Historically, the highest class in China was the literati. Next came the big land owners, then craftsmen, peasants, and the lowest class of people were the merchants. It was so because the emperor’s wealth and power came from agriculture, in fact, intensive agriculture. The people have to be glued to the land for planting and harvesting. Although mining and metallurgy had developed in China long before many other places, the emperors levied such heavy taxes on mining and metallurgy and also on trade that they simply were taxed out of existence. To be a merchant was a low-prestige occupation. And does the heart grow fonder in long absences? I don’t know.

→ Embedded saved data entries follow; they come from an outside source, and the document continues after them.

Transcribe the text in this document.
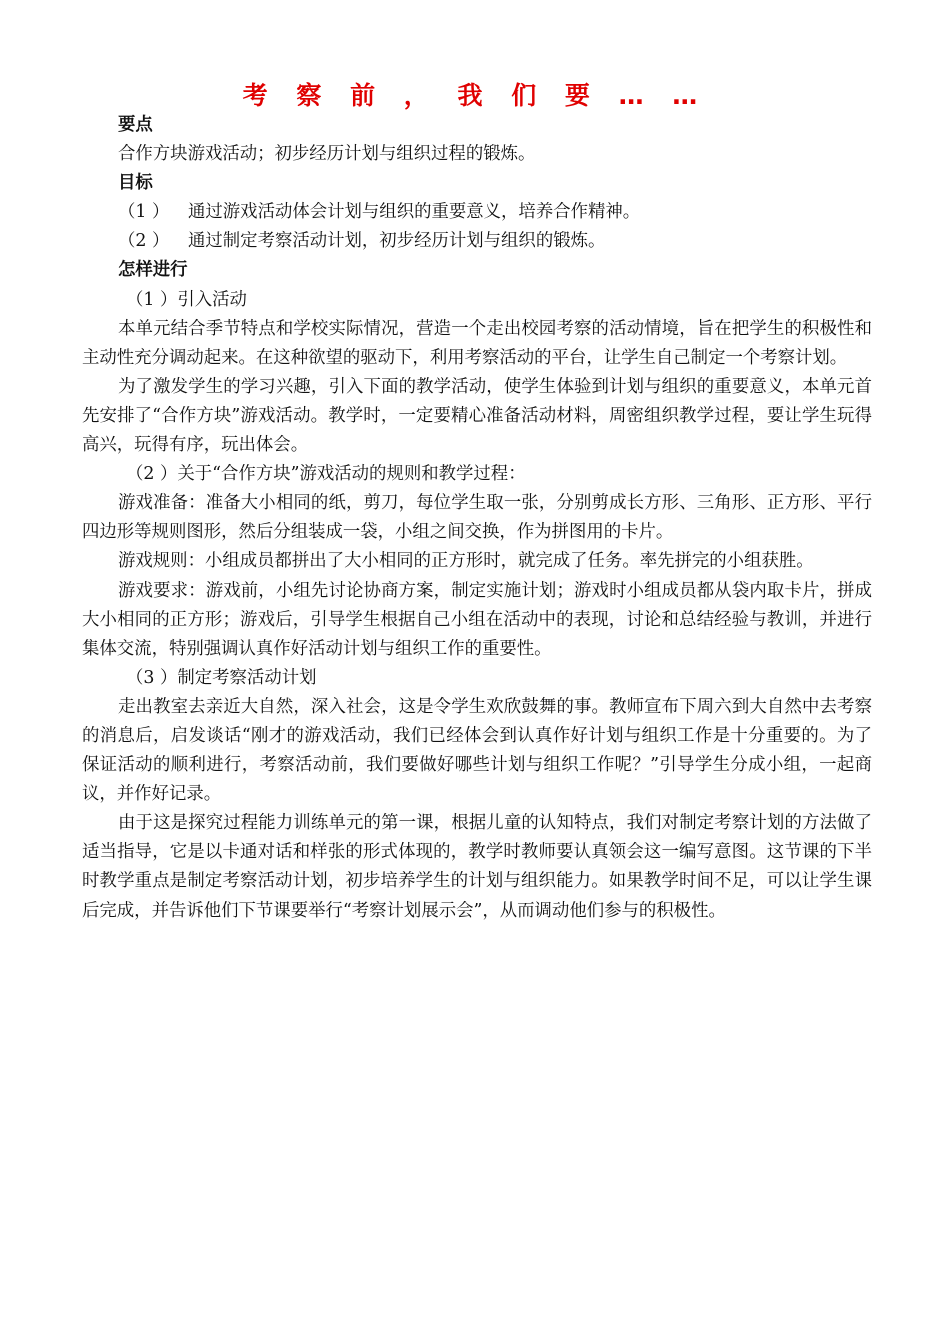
考 察 前 ， 我 们 要 … …

要点

合作方块游戏活动；初步经历计划与组织过程的锻炼。

目标

（1 ） 通过游戏活动体会计划与组织的重要意义，培养合作精神。

（2 ） 通过制定考察活动计划，初步经历计划与组织的锻炼。

怎样进行

（1 ）引入活动

本单元结合季节特点和学校实际情况，营造一个走出校园考察的活动情境，旨在把学生的积极性和主动性充分调动起来。在这种欲望的驱动下，利用考察活动的平台，让学生自己制定一个考察计划。

为了激发学生的学习兴趣，引入下面的教学活动，使学生体验到计划与组织的重要意义，本单元首先安排了“合作方块”游戏活动。教学时，一定要精心准备活动材料，周密组织教学过程，要让学生玩得高兴，玩得有序，玩出体会。

（2 ）关于“合作方块”游戏活动的规则和教学过程：

游戏准备：准备大小相同的纸，剪刀，每位学生取一张，分别剪成长方形、三角形、正方形、平行四边形等规则图形，然后分组装成一袋，小组之间交换，作为拼图用的卡片。

游戏规则：小组成员都拼出了大小相同的正方形时，就完成了任务。率先拼完的小组获胜。

游戏要求：游戏前，小组先讨论协商方案，制定实施计划；游戏时小组成员都从袋内取卡片，拼成大小相同的正方形；游戏后，引导学生根据自己小组在活动中的表现，讨论和总结经验与教训，并进行集体交流，特别强调认真作好活动计划与组织工作的重要性。

（3 ）制定考察活动计划

走出教室去亲近大自然，深入社会，这是令学生欢欣鼓舞的事。教师宣布下周六到大自然中去考察的消息后，启发谈话“刚才的游戏活动，我们已经体会到认真作好计划与组织工作是十分重要的。为了保证活动的顺利进行，考察活动前，我们要做好哪些计划与组织工作呢？”引导学生分成小组，一起商议，并作好记录。

由于这是探究过程能力训练单元的第一课，根据儿童的认知特点，我们对制定考察计划的方法做了适当指导，它是以卡通对话和样张的形式体现的，教学时教师要认真领会这一编写意图。这节课的下半时教学重点是制定考察活动计划，初步培养学生的计划与组织能力。如果教学时间不足，可以让学生课后完成，并告诉他们下节课要举行“考察计划展示会”，从而调动他们参与的积极性。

Now the Supreme Leader Deng Hsiao Ping had declared “what differences does it make what color is the cat as long as it catches mice?” The merchant has gone downstream forever out to sea with all of China’s wares. The young faithful and dutiful wife will pine for her husband forever. The Chinese rivers have finally joined the seas.

The imagistic poem:   

                                              
    In a Station of the Metro

    The apparition of these faces in the crowd;
    Petals on a wet, black bough.
    — Ezra Pound


This poem requires a different kind of analysis. Although it is influenced by Chinese poetry, it also contains the linguistic philosophy of its time.

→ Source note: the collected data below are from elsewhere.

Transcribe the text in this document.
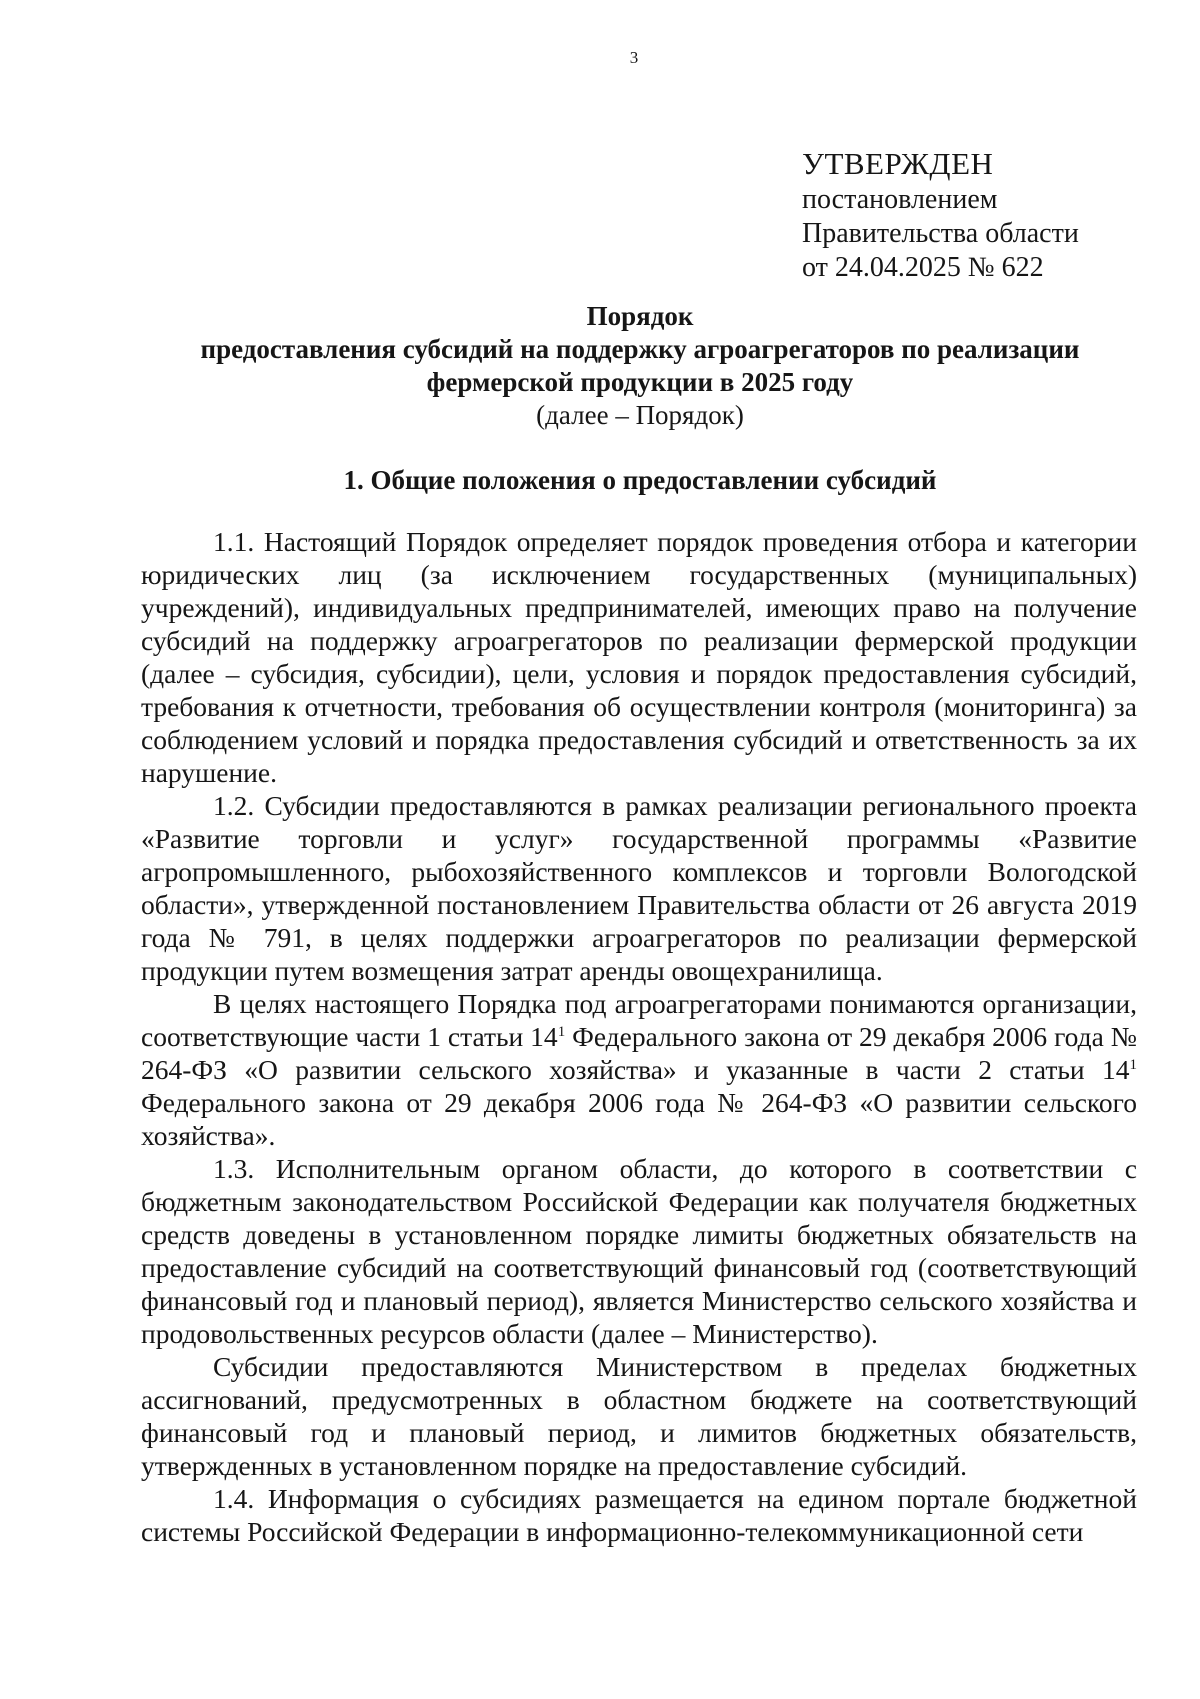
3
УТВЕРЖДЕН
постановлением
Правительства области
от 24.04.2025 № 622
Порядок
предоставления субсидий на поддержку агроагрегаторов по реализации
фермерской продукции в 2025 году
(далее – Порядок)
1. Общие положения о предоставлении субсидий

1.1. Настоящий Порядок определяет порядок проведения отбора и категории юридических лиц (за исключением государственных (муниципальных) учреждений), индивидуальных предпринимателей, имеющих право на получение субсидий на поддержку агроагрегаторов по реализации фермерской продукции (далее – субсидия, субсидии), цели, условия и порядок предоставления субсидий, требования к отчетности, требования об осуществлении контроля (мониторинга) за соблюдением условий и порядка предоставления субсидий и ответственность за их нарушение.

1.2. Субсидии предоставляются в рамках реализации регионального проекта «Развитие торговли и услуг» государственной программы «Развитие агропромышленного, рыбохозяйственного комплексов и торговли Вологодской области», утвержденной постановлением Правительства области от 26 августа 2019 года № 791, в целях поддержки агроагрегаторов по реализации фермерской продукции путем возмещения затрат аренды овощехранилища.

В целях настоящего Порядка под агроагрегаторами понимаются организации, соответствующие части 1 статьи $14^1$ Федерального закона от 29 декабря 2006 года № 264-ФЗ «О развитии сельского хозяйства» и указанные в части 2 статьи $14^1$ Федерального закона от 29 декабря 2006 года № 264-ФЗ «О развитии сельского хозяйства».

1.3. Исполнительным органом области, до которого в соответствии с бюджетным законодательством Российской Федерации как получателя бюджетных средств доведены в установленном порядке лимиты бюджетных обязательств на предоставление субсидий на соответствующий финансовый год (соответствующий финансовый год и плановый период), является Министерство сельского хозяйства и продовольственных ресурсов области (далее – Министерство).

Субсидии предоставляются Министерством в пределах бюджетных ассигнований, предусмотренных в областном бюджете на соответствующий финансовый год и плановый период, и лимитов бюджетных обязательств, утвержденных в установленном порядке на предоставление субсидий.

1.4. Информация о субсидиях размещается на едином портале бюджетной системы Российской Федерации в информационно-телекоммуникационной сети
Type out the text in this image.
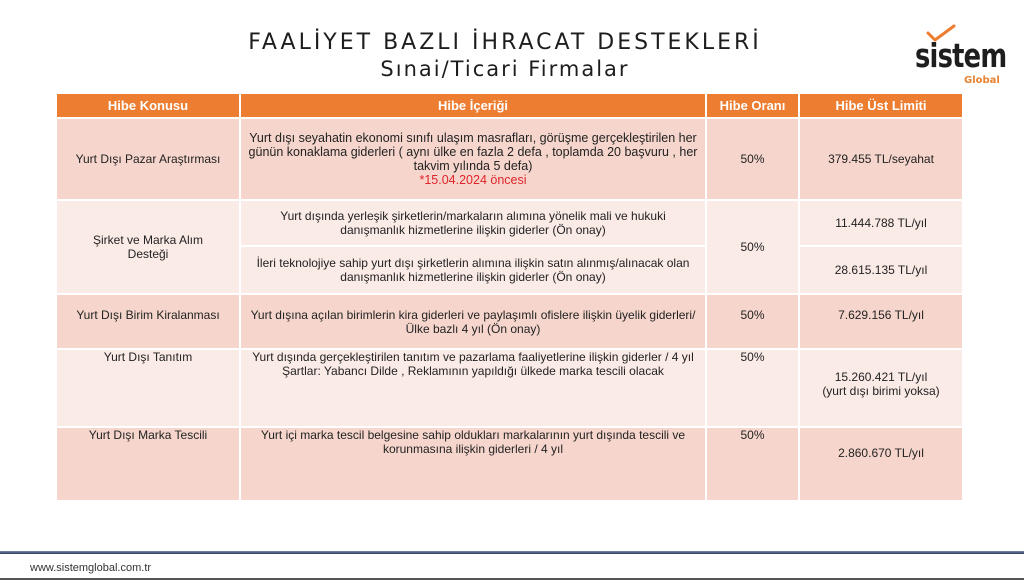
FAALİYET BAZLI İHRACAT DESTEKLERİ
Sınai/Ticari Firmalar	sistem
Global
Hibe Konusu	Hibe İçeriği	Hibe Oranı	Hibe Üst Limiti
Yurt Dışı Pazar Araştırması	Yurt dışı seyahatin ekonomi sınıfı ulaşım masrafları, görüşme gerçekleştirilen her günün konaklama giderleri ( aynı ülke en fazla 2 defa , toplamda 20 başvuru , her takvim yılında 5 defa)
*15.04.2024 öncesi	50%	379.455 TL/seyahat
Şirket ve Marka Alım Desteği	Yurt dışında yerleşik şirketlerin/markaların alımına yönelik mali ve hukuki danışmanlık hizmetlerine ilişkin giderler (Ön onay)	50%	11.444.788 TL/yıl
	İleri teknolojiye sahip yurt dışı şirketlerin alımına ilişkin satın alınmış/alınacak olan danışmanlık hizmetlerine ilişkin giderler (Ön onay)		28.615.135 TL/yıl
Yurt Dışı Birim Kiralanması	Yurt dışına açılan birimlerin kira giderleri ve paylaşımlı ofislere ilişkin üyelik giderleri/ Ülke bazlı 4 yıl (Ön onay)	50%	7.629.156 TL/yıl
Yurt Dışı Tanıtım	Yurt dışında gerçekleştirilen tanıtım ve pazarlama faaliyetlerine ilişkin giderler / 4 yıl Şartlar: Yabancı Dilde , Reklamının yapıldığı ülkede marka tescili olacak	50%	15.260.421 TL/yıl
(yurt dışı birimi yoksa)

Yurt Dışı Marka Tescili	Yurt içi marka tescil belgesine sahip oldukları markalarının yurt dışında tescili ve korunmasına ilişkin giderleri / 4 yıl	50%	2.860.670 TL/yıl
www.sistemglobal.com.tr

This is Ludwig von Wittgenstein’s early philosophy or “picture philosophy,” where each word stands for an object and how the words are arranged represent how their referents in the world are positioned. Wittgenstein’s pupil and the subsequent Chair of Philosophy at Cambridge University in England, Professor John Wisdom (whom I had for a philosophy class one time), when troubled by what Bertrand Russell means by the word “the,” would come up with several “pointer words” that serve identifying the referents. Wisdom would say something to the effect: “this is on that and thess is on thatt,” because if the word “the” is used more than once, it ceases to be a unique pointer to an object. And what Russell means by the word “the” is that “there exists (such and such) and that such and such has the following properties.” For example, if I say, “The present king of France is bald.” It is a nonsense statement because I have not yet demonstrated existence.

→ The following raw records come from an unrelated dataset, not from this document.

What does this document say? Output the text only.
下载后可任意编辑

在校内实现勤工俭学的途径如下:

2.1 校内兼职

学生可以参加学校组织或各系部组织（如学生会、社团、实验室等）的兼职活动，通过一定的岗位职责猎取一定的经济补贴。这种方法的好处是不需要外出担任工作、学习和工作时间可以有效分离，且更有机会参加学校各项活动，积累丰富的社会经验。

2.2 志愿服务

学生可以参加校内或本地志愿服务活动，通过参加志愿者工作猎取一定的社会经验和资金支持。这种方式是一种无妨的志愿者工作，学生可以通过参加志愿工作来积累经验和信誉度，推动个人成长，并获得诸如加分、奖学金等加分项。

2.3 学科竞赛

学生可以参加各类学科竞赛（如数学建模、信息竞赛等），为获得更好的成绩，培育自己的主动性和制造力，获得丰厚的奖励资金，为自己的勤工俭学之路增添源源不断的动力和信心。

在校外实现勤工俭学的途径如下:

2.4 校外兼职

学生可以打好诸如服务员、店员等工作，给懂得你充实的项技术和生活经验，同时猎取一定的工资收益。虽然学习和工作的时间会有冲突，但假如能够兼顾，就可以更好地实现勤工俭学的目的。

So, what these linguistic philosopher tried to do is to have a lean language, the leanest possible, so that each word is an “atomic fact” and each sentence is a configuration of “objects in the world.” Obviously a statement like the following is nonsense: the blue unicorn only eats oats, and not grass. It is grammatical and syntactically correct, but semantically vague or empty. If we could only mirror all the facts of the world with language, then we would have real Imagist poetry. And although Chinese started out as pictorial representations with each character (word) representing a object in the world. But the language evolved so that each pictograph is also and ideograph. It becomes an idea as well. But because of the dearth of words (characters) in the Chinese language (only 50,000), many characters have to assume multiple duties. Thus it will have several meanings. And because Chinese language is monosyllabic, it is also tonal and gives rise to countless number of homonyms. Therefore, Pounds efforts to make poetry more precise using Chinese language or a similar usage of English words is also a challenge.